Stephen Snobelen, PhD, Associate Professor of Humanities, University of King’s, Halifax, Canada
Some of Dr. Snobelen’s research interest include science in popular culture, and the popularization of science, therefore we knew we wanted to meet with him to discuss our science literacy survey. We did not have much previous survey planning experience to draw upon, and thus it was great to get an expert opinion on how to form unbiased questions. Dr. Snobelen advised us not to use the phrase “science illiterate” as it could potentially polarize the audience. Furthermore, we discussed that people are not scientifically literate or illiterate. For instance, someone could be literate in biology, but have a poor understanding about physics. For this reason, we tried to instead paint the idea that science literacy is a spectrum.

Safety

After speaking with Scott Doncaster from the fermentation company, BioVectra, it was clear that there were a few safety aspects to consider if our project were to make it to the bioreactor stage. In this section, we hope to address two questions: (1) is our design safe? and (2) what are the major concerns for companies?

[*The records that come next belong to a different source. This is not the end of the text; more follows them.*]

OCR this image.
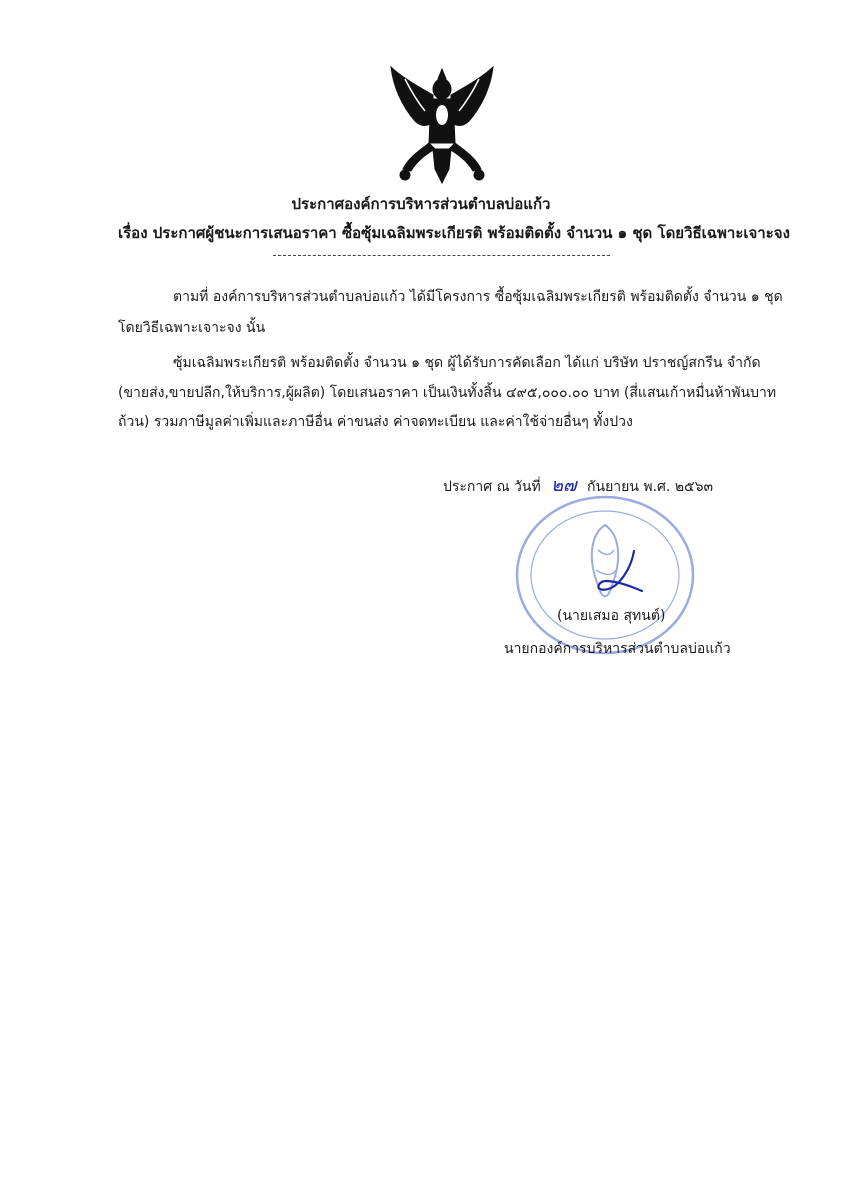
ประกาศองค์การบริหารส่วนตำบลบ่อแก้ว
เรื่อง ประกาศผู้ชนะการเสนอราคา ซื้อซุ้มเฉลิมพระเกียรติ พร้อมติดตั้ง จำนวน ๑ ชุด โดยวิธีเฉพาะเจาะจง
ตามที่ องค์การบริหารส่วนตำบลบ่อแก้ว ได้มีโครงการ ซื้อซุ้มเฉลิมพระเกียรติ พร้อมติดตั้ง จำนวน ๑ ชุด
โดยวิธีเฉพาะเจาะจง นั้น
ซุ้มเฉลิมพระเกียรติ พร้อมติดตั้ง จำนวน ๑ ชุด ผู้ได้รับการคัดเลือก ได้แก่ บริษัท ปราชญ์สกรีน จำกัด
(ขายส่ง,ขายปลีก,ให้บริการ,ผู้ผลิต) โดยเสนอราคา เป็นเงินทั้งสิ้น ๔๙๕,๐๐๐.๐๐ บาท (สี่แสนเก้าหมื่นห้าพันบาท
ถ้วน) รวมภาษีมูลค่าเพิ่มและภาษีอื่น ค่าขนส่ง ค่าจดทะเบียน และค่าใช้จ่ายอื่นๆ ทั้งปวง
ประกาศ ณ วันที่ ๒๗ กันยายน พ.ศ. ๒๕๖๓
(นายเสมอ สุทนต์)
นายกองค์การบริหารส่วนตำบลบ่อแก้ว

Whenever organisms are genetically modified to do something they wouldn’t normally do, safety is definitely something worth considering. Furthermore, because genetic modification is such a contentious topic it is important to be very clear about the control mechanisms and safe-guards surrounding these organisms. While we are not yet at the stage of introducing our bacteria into a bioreactor we have been thinking about possible ways to make our project safer. During our tour of the bioreactors at BioVectra the most obvious safety feature was the slanted floors to collect any fluid that may leak. All of this collected biohazardous material could then be correctly disposed of via an autoclave. There are additional ways to safe-guard our biofuel design that do not involve infrastructure, and instead involve the organism itself. We first brainstormed potential “kill switches” which would ensure that if our organism escapes it would not be able to survive long in the wild. The problem with kill switches, however, is that they can sometimes suffer from selective pressure. We were then inspired by the publication by Mandell et al. (2015) where the researchers altered the genetic code of an organism to confer metabolic dependency on nonstandard amino acids.

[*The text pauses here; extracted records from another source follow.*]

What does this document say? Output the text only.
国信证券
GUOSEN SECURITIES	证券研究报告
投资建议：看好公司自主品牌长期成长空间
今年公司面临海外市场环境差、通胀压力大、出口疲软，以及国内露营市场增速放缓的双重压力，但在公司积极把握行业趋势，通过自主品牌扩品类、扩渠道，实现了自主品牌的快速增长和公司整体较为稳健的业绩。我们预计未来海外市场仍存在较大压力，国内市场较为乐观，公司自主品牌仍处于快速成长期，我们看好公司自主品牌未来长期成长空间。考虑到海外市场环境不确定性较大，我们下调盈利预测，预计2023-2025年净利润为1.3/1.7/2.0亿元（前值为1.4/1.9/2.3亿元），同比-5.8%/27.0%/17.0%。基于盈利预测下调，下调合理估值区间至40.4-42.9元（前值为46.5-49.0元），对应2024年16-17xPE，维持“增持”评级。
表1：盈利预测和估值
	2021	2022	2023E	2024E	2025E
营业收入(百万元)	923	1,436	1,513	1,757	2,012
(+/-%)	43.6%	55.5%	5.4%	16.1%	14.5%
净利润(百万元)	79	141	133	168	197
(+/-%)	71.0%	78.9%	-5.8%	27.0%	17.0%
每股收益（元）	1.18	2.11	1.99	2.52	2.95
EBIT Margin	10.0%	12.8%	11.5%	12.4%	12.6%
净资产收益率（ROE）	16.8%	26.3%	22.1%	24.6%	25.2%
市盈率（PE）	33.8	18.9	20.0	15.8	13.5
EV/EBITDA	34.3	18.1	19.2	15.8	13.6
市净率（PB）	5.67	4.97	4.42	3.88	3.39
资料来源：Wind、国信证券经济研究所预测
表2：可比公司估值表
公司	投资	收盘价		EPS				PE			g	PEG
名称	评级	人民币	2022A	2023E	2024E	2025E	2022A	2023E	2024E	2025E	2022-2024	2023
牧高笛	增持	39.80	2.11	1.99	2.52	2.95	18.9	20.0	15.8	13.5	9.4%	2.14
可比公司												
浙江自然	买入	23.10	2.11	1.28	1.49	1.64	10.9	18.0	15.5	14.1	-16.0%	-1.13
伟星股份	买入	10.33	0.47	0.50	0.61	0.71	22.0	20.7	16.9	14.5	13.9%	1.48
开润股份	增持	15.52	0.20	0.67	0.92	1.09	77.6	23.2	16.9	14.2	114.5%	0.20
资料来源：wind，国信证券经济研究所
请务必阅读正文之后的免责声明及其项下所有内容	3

Furthermore, the system these researchers developed blocked incoming and outgoing horizontal gene transfer with natural organisms. Whether it be by controlling the environment, controlling the organism, or both, we have been thinking about safety since the start of our project. We are eager to ensure that our cellulose-degrading E. coli offers a safe and efficient alternative to current biofuel systems.

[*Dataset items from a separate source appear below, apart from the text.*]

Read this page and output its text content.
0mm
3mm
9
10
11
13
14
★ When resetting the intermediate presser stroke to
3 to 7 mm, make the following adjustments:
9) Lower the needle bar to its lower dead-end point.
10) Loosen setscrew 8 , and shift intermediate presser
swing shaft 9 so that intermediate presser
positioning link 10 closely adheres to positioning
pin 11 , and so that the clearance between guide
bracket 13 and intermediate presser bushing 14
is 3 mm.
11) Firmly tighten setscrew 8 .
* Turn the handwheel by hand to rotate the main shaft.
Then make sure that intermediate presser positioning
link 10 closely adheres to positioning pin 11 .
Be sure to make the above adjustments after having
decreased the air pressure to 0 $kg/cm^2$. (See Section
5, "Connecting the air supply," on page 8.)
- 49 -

In talking to representatives at BioVectra we learned about biosafety in an industrial environment. While the people we spoke to did not voice any concerns regarding the current state of our project, they did provide us with things to consider if we were to scale-up our project for their reactors. Firstly, there bioreactors do not support a co-culture system and therefore our design would have to include multiple reactors. Secondly, an E. coli organism may be just BSL-1, but when it is found in large quantities, such as in a 3000 L bioreactor, it has to be treated as a BSL-2 organism. Finally, biosafety is not just to protect us and the outside from the organism, but to also protect the organism from us.

In speaking with representatives from BioVectra we gained valuable insight into the logistics of running a large biofuel-production system. In the future when we are prepared to scale-up our safe system, and when we have thoroughly tested the efficiency of our organism, we will know what to expect when approaching companies.